Untuk kesekian kalinya, aku terbawa perasaan. Aku merasa bodoh. Maksudku, bahkan aku tidak tahu yang sebenarnya Asta rasakan padaku itu apa. Cinta kah? Sayang kah? Kagum kah? Suka kah? Atau apalah itu.

Me : caffe as always :)

Biasanya Asta juga menemaniku disini. Kadang aku jadi teringat ketika dia menyatakan perasaannya dikafe ini.

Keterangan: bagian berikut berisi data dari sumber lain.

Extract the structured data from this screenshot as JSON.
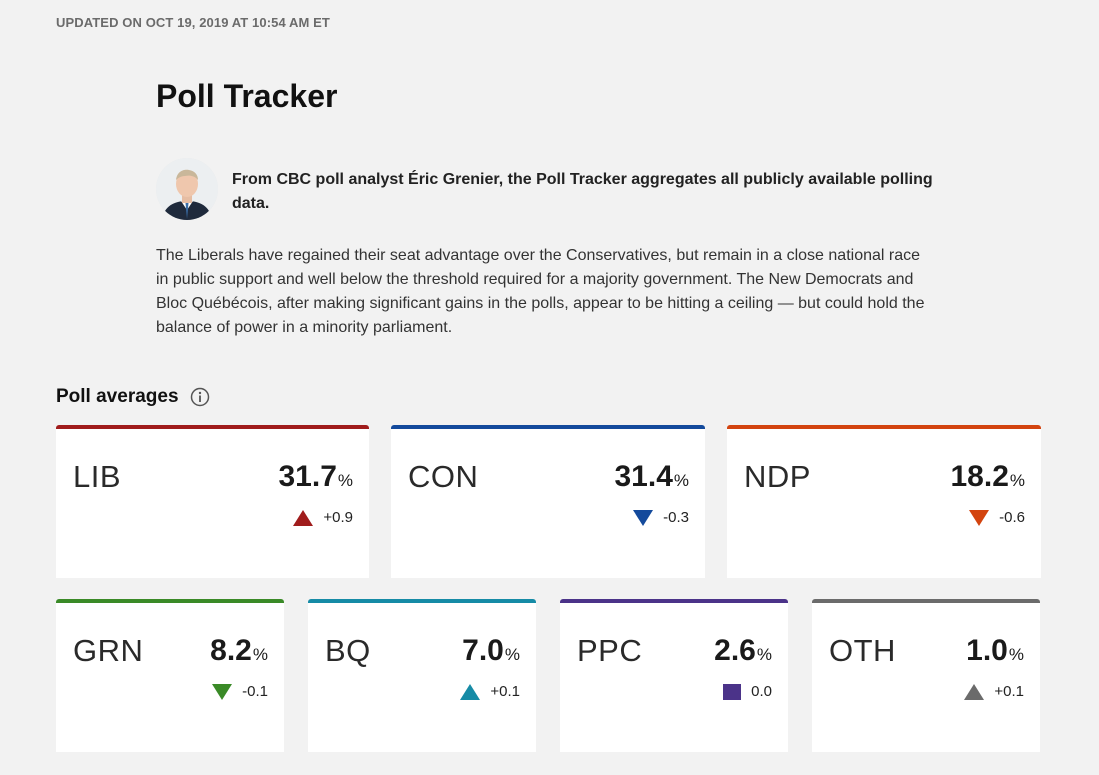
{
  "header": {
    "updated": "UPDATED ON OCT 19, 2019 AT 10:54 AM ET",
    "title": "Poll Tracker"
  },
  "intro": {
    "author_image": "author-photo",
    "lead": "From CBC poll analyst Éric Grenier, the Poll Tracker aggregates all publicly available polling data.",
    "body": "The Liberals have regained their seat advantage over the Conservatives, but remain in a close national race in public support and well below the threshold required for a majority government. The New Democrats and Bloc Québécois, after making significant gains in the polls, appear to be hitting a ceiling — but could hold the balance of power in a minority parliament."
  },
  "poll_averages": {
    "title": "Poll averages",
    "info_icon": "info-icon",
    "parties": [
      {
        "party": "LIB",
        "value": "31.7",
        "unit": "%",
        "change": "+0.9",
        "trend": "up",
        "color": "#a01c1c"
      },
      {
        "party": "CON",
        "value": "31.4",
        "unit": "%",
        "change": "-0.3",
        "trend": "down",
        "color": "#144a9c"
      },
      {
        "party": "NDP",
        "value": "18.2",
        "unit": "%",
        "change": "-0.6",
        "trend": "down",
        "color": "#d3440f"
      },
      {
        "party": "GRN",
        "value": "8.2",
        "unit": "%",
        "change": "-0.1",
        "trend": "down",
        "color": "#3a8a27"
      },
      {
        "party": "BQ",
        "value": "7.0",
        "unit": "%",
        "change": "+0.1",
        "trend": "up",
        "color": "#168ba6"
      },
      {
        "party": "PPC",
        "value": "2.6",
        "unit": "%",
        "change": "0.0",
        "trend": "flat",
        "color": "#4b3389"
      },
      {
        "party": "OTH",
        "value": "1.0",
        "unit": "%",
        "change": "+0.1",
        "trend": "up",
        "color": "#6b6b6b"
      }
    ]
  }
}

Bukan padaku, pada Destri.

"Udah lama disini?" aku tersentak mendengar suara Asta. Aku menatapnya yang kini sedang duduk dihadapanku.

"Belum sih. Tiga puluh menit kayanya."

Dia mendecakkan lidah. "Itu lama namanya. Apalagi kalau lo cuma duduk disini, liat kearah jendela, sambil senyum-senyum sendiri kaya orang gila."

"Orang gila nggak ketawa sendiri ya, dia ketawa sama imajinasinya."

"Membela kawanannya."

"Iya, lo."

"Iya gue gila, Del. Gila karena lo," ucapnya seraya menaik turunkan alisnya.

"Gue kuat."

Asta mengernyitkan alisnya. "Iya kuat. Kuat dibikin baper mulu sama lo."

Guratan dikeningnya perlahan menghilang lalu dia tertawa. Tidak ada yang lucu kurasa. Dia memang gila.

"Lucu lo. Mana gue bikin baper sih? Gue cuma mengatakan yang sejujurnya."

"Udah ah, basi tahu nggak," ujarku sewot dan dia pun diam.

Pandangannya menelisik dikeramaian taman seberang kafe melalui jendela. Dia tersenyum. "Rame ya tamannya,"

Aku ikut memandang taman itu. "Iya, kaya hati lo. Rame."

Dia mengalihkan pandangannya padaku. "Jangan buat gue selalu merasa bersalah, Del."

Aku diam. Enggan menanggapi omongannya. Dia berkata seperti itu aku menjadi menyimpulkan satu hal:

Sebenarnya selama ini aku ragu dengan dia yang masih bertahan disampingku. Bisa saja dia bertahan disini karena dia merasa bersalah karena dulu pernah menyakitiku.

Karena seseorang yang masih bertahan selalu memiliki alasan.

** AdeliAsta **

Pertemuan dikafe siang tadi kami lanjutkan dengan candaan ringan. Tentu saja dengan gombalan recehnya yang tidak pernah luput dari pendengaranku. Kadang aku merasa semuanya hanya omong kosong, meski dia bilang "Gue nggak gombal kok."

Semakin kesini aku semakin merasa bosan. Meski rasa sayangku padanya tidak berkurang barang satu persen pun. Kadang aku merasa dimilikinya, namun terkadang aku merasa hanya sebatas teman ngobrol.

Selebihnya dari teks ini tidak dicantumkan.